Studio On Fire, a Minneapolis-based hybrid design and letterpress workspace, has made what could be the smallest business card in the world. The 1- by 0.6-inch cards -- designed by WAX partnership inc. for a small-business bookkeeper -- is about the size of a thumbnail, literally, and just big enough for the tiny printed words "Bookkeeping For Small Business" on the front and name and phone number on the back.
The stock is 100 percent cotton, 220-pound paper -- about four times the thickness of a typical business card -- which gives it "presence," said Ben Levitz, a principal of Studio On Fire. "It feels like a little puck."
It doesn't actually matter so much whether the card is borderline unreadable. With customers able to easily find business contact information and details online, Levitz said he's seen an increase in "clients interested in using business cards just to make a memorable statement." He added the statement made in this particular case is that it's a small card for small business, and succeeds because it's a "simple idea simply done."

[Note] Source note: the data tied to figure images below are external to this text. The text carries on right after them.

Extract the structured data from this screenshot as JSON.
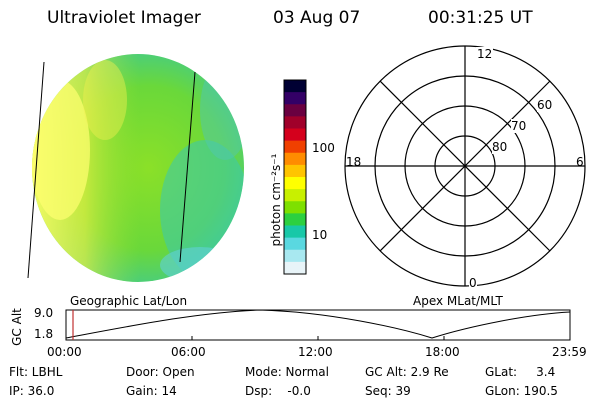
{
  "header": {
    "instrument": "Ultraviolet Imager",
    "date": "03 Aug 07",
    "time": "00:31:25 UT"
  },
  "colorbar": {
    "unit_label": "photon cm⁻²s⁻¹",
    "ticks": [
      "100",
      "10"
    ],
    "colors": [
      "#000033",
      "#330066",
      "#6a0040",
      "#a0002a",
      "#d4001c",
      "#f04000",
      "#ff8c00",
      "#ffc400",
      "#ffff00",
      "#c8f000",
      "#7ee000",
      "#2cd040",
      "#18c8a8",
      "#5ad8e0",
      "#a8e8f0",
      "#e8f4f8"
    ]
  },
  "polar_grid": {
    "mlt_labels": [
      "12",
      "18",
      "6",
      "0"
    ],
    "lat_labels": [
      "60",
      "70",
      "80"
    ]
  },
  "panel_labels": {
    "left": "Geographic Lat/Lon",
    "right": "Apex MLat/MLT"
  },
  "altitude_plot": {
    "ylabel": "GC Alt",
    "y_ticks": [
      "9.0",
      "1.8"
    ],
    "x_ticks": [
      "00:00",
      "06:00",
      "12:00",
      "18:00",
      "23:59"
    ]
  },
  "info": {
    "row1": {
      "flt": "Flt: LBHL",
      "door": "Door: Open",
      "mode": "Mode: Normal",
      "gcalt": "GC Alt: 2.9 Re",
      "glat": "GLat:     3.4"
    },
    "row2": {
      "ip": "IP: 36.0",
      "gain": "Gain: 14",
      "dsp": "Dsp:    -0.0",
      "seq": "Seq: 39",
      "glon": "GLon: 190.5"
    }
  }
}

It wasn't so simple to make, however. The card was too small to be trimmed on the company's paper cutter. "There simply wasn’t anywhere to hold onto them," Studio On Fire's website explained.
Levitz doesn't know if tiny business cards will be the next big thing, but he isn't surprised that in the digital age, business cards are evolving instead of dying. "People desire to be atypical with their cards," he said. "Business cards have developed into a game of one-upmanship."